Now those who know me understand that I believe in a divine Creator. Therefore, my criticism of Ross has nothing to do with an antipathy for theism, or even theistic creationism. My beef, rather, proceeds from his attempt (and arrogant claim) to provide philosophical and naturalistic proof for the existence of God. While commended by many within Christian circles, I feel that this approach inadvertently subverts faith. By advocating that proof can be found in nature and philosophy, one necessarily suggests that something of God is objectively discernible in the created order. But if this is true, can one truly speak of God as transcendent? I would argue to the contrary. By classical reasoning, that which is objective is something that can be established apart form the mediation of extra-objectival contexts. However, the very suggestion of Ross and other asserts, perhaps unintentionally, that humans are somehow capable of engaging that which is objective apart from the mediating influences of the contexts in which they exist. If this is case, in what ways are humans different from God? If humans are capable of identifying and discerning objective reality within (and in spite of) the milieu of the subjectivities of the universe which would seem to be inextricably related to human existence, it would appear that we have a property that allows us to transcend the parameters of the universe in which we live so that we might adjudicate the nature and precise identification of objective reality. This, however, sounds like the properties of a deity, not that of the deitys creations.
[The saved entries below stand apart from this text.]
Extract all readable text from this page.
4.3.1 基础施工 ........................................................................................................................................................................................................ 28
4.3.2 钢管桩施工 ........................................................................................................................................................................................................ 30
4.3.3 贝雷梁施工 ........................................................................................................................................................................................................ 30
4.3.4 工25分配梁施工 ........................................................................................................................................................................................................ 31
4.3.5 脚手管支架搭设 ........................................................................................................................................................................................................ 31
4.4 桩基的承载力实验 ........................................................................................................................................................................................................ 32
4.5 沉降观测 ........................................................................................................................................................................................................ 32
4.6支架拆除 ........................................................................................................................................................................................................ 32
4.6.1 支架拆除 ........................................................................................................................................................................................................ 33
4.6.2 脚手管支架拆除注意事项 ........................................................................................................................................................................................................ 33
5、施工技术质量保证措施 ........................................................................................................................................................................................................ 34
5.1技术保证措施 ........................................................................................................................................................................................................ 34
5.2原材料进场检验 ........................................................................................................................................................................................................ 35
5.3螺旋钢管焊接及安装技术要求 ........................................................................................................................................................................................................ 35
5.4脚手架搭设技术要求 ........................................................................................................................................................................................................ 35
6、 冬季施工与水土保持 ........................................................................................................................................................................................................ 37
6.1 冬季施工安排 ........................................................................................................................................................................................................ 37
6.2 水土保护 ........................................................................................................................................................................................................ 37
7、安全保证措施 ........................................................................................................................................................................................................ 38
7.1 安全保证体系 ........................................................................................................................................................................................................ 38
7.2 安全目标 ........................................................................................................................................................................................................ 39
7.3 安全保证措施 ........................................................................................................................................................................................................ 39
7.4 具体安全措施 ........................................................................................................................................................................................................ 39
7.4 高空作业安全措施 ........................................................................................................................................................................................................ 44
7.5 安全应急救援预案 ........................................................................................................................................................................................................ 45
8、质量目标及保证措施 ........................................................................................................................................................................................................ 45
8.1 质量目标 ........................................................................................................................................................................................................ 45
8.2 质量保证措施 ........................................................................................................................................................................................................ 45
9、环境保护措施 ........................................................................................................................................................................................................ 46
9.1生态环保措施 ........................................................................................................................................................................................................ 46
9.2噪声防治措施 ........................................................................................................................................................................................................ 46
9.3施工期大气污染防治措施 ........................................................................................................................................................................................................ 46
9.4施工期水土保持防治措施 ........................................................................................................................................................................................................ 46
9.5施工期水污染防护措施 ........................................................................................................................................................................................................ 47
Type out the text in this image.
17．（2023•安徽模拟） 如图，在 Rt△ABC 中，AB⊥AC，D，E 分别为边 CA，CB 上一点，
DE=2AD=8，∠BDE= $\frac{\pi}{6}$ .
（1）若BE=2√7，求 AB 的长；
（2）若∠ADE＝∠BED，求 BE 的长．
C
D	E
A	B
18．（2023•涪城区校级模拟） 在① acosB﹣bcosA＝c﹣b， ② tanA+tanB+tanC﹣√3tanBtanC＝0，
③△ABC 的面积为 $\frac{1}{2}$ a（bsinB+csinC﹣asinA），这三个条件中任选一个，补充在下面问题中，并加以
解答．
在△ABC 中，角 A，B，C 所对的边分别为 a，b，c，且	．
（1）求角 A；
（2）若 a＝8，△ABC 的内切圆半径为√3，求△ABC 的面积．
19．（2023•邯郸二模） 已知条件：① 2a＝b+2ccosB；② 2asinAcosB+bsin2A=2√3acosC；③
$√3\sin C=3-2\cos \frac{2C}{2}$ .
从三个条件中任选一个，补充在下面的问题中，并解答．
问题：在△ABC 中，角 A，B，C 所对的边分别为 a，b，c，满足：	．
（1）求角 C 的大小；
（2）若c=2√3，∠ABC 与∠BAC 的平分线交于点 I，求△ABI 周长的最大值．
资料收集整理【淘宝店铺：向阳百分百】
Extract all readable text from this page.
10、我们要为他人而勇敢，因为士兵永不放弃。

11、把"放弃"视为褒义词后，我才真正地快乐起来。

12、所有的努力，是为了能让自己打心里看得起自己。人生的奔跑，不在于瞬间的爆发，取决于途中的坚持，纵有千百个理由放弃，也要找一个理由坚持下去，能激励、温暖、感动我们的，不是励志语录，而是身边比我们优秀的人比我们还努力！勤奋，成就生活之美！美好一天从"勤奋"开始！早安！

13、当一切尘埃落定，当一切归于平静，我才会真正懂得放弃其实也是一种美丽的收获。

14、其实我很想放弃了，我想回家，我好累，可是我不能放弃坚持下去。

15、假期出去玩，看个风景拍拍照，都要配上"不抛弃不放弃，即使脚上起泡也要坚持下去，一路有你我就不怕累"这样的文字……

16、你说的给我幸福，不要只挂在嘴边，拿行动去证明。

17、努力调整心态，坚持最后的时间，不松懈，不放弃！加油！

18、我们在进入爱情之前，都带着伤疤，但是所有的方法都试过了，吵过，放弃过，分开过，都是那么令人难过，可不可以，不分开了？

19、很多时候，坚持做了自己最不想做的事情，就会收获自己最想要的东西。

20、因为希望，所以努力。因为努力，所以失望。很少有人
As I have preached time and again, belief about the divine creation of the universe is the property of faith, not of proof. By Ross own logical framework, the verification of divine existence and creation cannot be properly located within human epistemology, nor within scientific pursuits (although he would, of course, deny this conclusion). In reality, the need to assert proof about the existence of God is hardly religious; rather, it would appear to fall into the same category of Adams primal sin (although dressed in religious clothes), for it seeks to establish the existence of God within the parameters of human epistemology; that is, the existence and reality of God is qualified according to human structures of logic and reasoning (God exists on human epistemologys terms). Do not misunderstand me: I am not saying that Ross is a pantheist, nor that his motivations are diabolical and consciously sinful. Rather, I think his assumptions represent a dangerous tendency that exists in human spirit, to assert the existence of self over-and-against that of the creator. Ironically, such approaches as Ross follow in the same line while consciously trying to accomplish exactly the opposite.